Кажется, пришел черед Абакумова. Присмотрелся, мерзавец, освоился, понял, что защиты извне нет никакой, что стерпит и помощи не попросит, и понес. «Ну что ж, — мстительно подумал Абакумов, — с хамом и вести себя надо соответственно».
Приняв решение, Абакумов успокоился и пригласил к себе Захарченко.
— Займись установлением связей Заратиди. Немедленно. Подключи лучших агентов, озадачь милицию. При необходимости используй весь арсенал средств и методов, какими располагает отдел, а твоя служба в особенности. Малкин возлагает на Заратиди большие надежды. Тщательно разберись в его отношениях с некой Галиной Лебедь — сестрой-хозяйкой дачи Ворошилова. Я распоряжусь, чтобы его перевели в одиночку, а вечером, часов в восемь-десять вместе проведем допрос.
Заратиди держался мужественно. Категорически отрицал свою принадлежность к каким бы то ни было антисоветским группировкам либо организациям, закатил истерику и потребовал встречи с прокурором. Потом замолчал, и сколько ни бились над ним, не проронил ни слова.

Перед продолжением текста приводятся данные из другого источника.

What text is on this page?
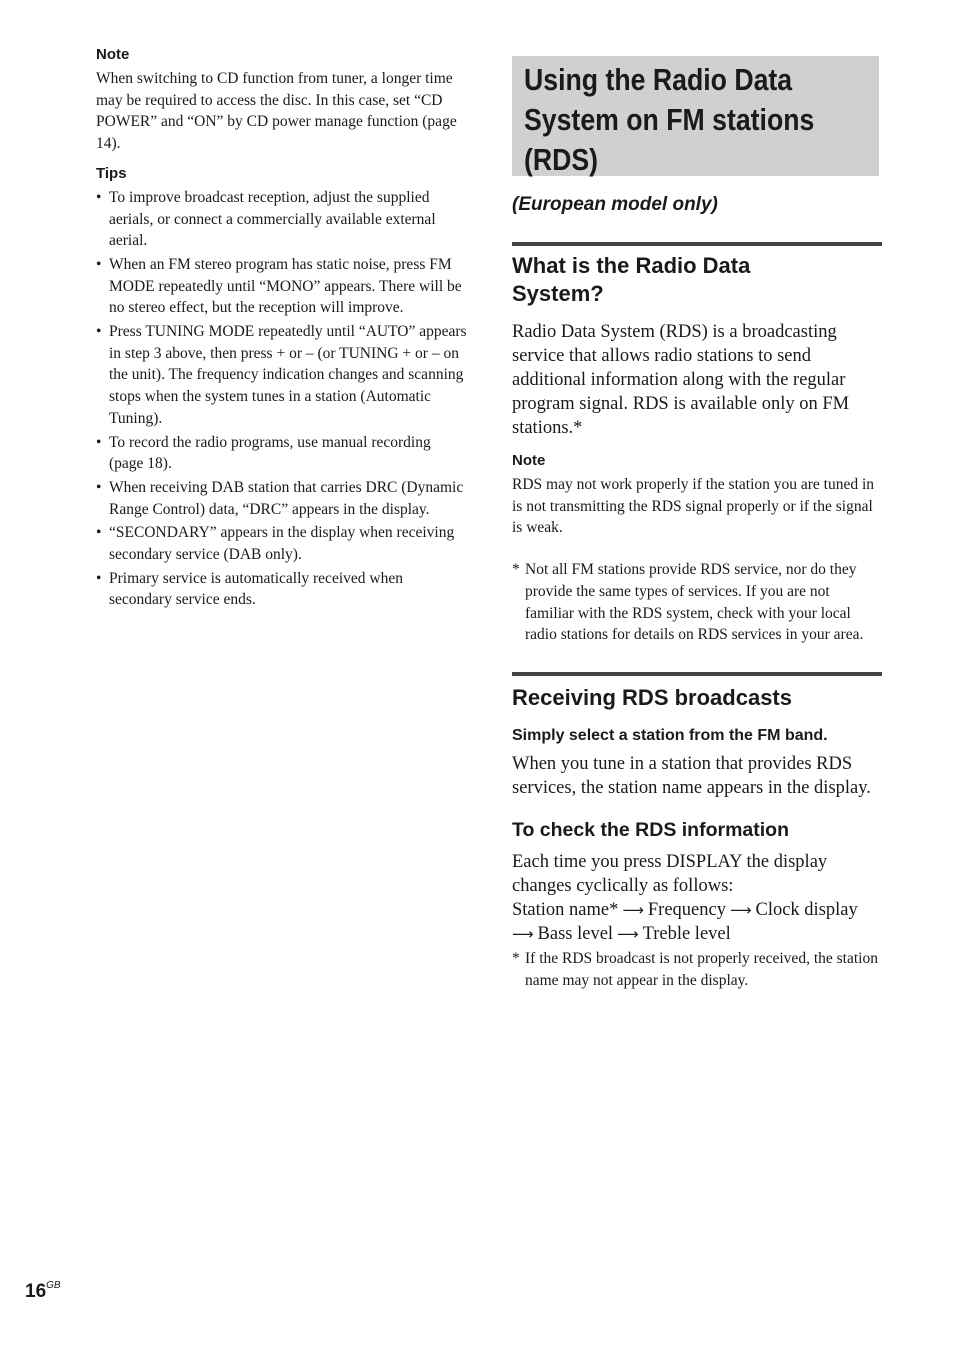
Note

When switching to CD function from tuner, a longer time may be required to access the disc. In this case, set “CD POWER” and “ON” by CD power manage function (page 14).

Tips

• To improve broadcast reception, adjust the supplied aerials, or connect a commercially available external aerial.
• When an FM stereo program has static noise, press FM MODE repeatedly until “MONO” appears. There will be no stereo effect, but the reception will improve.
• Press TUNING MODE repeatedly until “AUTO” appears in step 3 above, then press + or – (or TUNING + or – on the unit). The frequency indication changes and scanning stops when the system tunes in a station (Automatic Tuning).
• To record the radio programs, use manual recording (page 18).
• When receiving DAB station that carries DRC (Dynamic Range Control) data, “DRC” appears in the display.
• “SECONDARY” appears in the display when receiving secondary service (DAB only).
• Primary service is automatically received when secondary service ends.
Using the Radio Data
System on FM stations
(RDS)

(European model only)

What is the Radio Data
System?

Radio Data System (RDS) is a broadcasting service that allows radio stations to send additional information along with the regular program signal. RDS is available only on FM stations.*

Note

RDS may not work properly if the station you are tuned in is not transmitting the RDS signal properly or if the signal is weak.

* Not all FM stations provide RDS service, nor do they provide the same types of services. If you are not familiar with the RDS system, check with your local radio stations for details on RDS services in your area.

Receiving RDS broadcasts

Simply select a station from the FM band.

When you tune in a station that provides RDS services, the station name appears in the display.

To check the RDS information

Each time you press DISPLAY the display changes cyclically as follows:

Station name* ⟶ Frequency ⟶ Clock display
⟶ Bass level ⟶ Treble level

* If the RDS broadcast is not properly received, the station name may not appear in the display.

$16^{GB}$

— Ну, что ж, — Абакумов многозначительно посмотрел на Захарченко, — пусть им займется Свинобаев. Пусть работает в полном соответствии с установками начальника горотдела. Он это умеет.
— Будете еще бить? — глядя исподлобья, спросил Заратиди.
— Если за ночь не поумнеешь. Иначе с тобой нельзя.
Арестованный обреченно опустил глаза и отвернулся.
«А ведь он действительно невиновен», — подумал Абакумов. Сердце его сжалось от неясной тревоги и он вышел из кабинета, осторожно прикрыв за собой дверь.
Поразмыслив в спокойной обстановке, Малкин решил, что зря накричал на Абакумова. Во-первых, человек в должности без году неделя. Работа для него новая, местность незнакомая, нагрузка огромная, естественно, тяжело. Через полгода-год из него можно будет веревки вить, а пока не притрется, не освоится — кричи, не кричи — толку не будет. Во-вторых, что из того, что Заратиди арестован? Арестован — и хрен с ним, так, может быть, даже лучше. Меньше мороки. Конечно, походить за ним было б нелишне, но если сорвалось, не биться же головой о стену. И потом: разве сложно выявить связи без его участия? Если хорошенько поработать с соседями, одноклассниками, с товарищами по работе? Да и сам он не железный, расколется.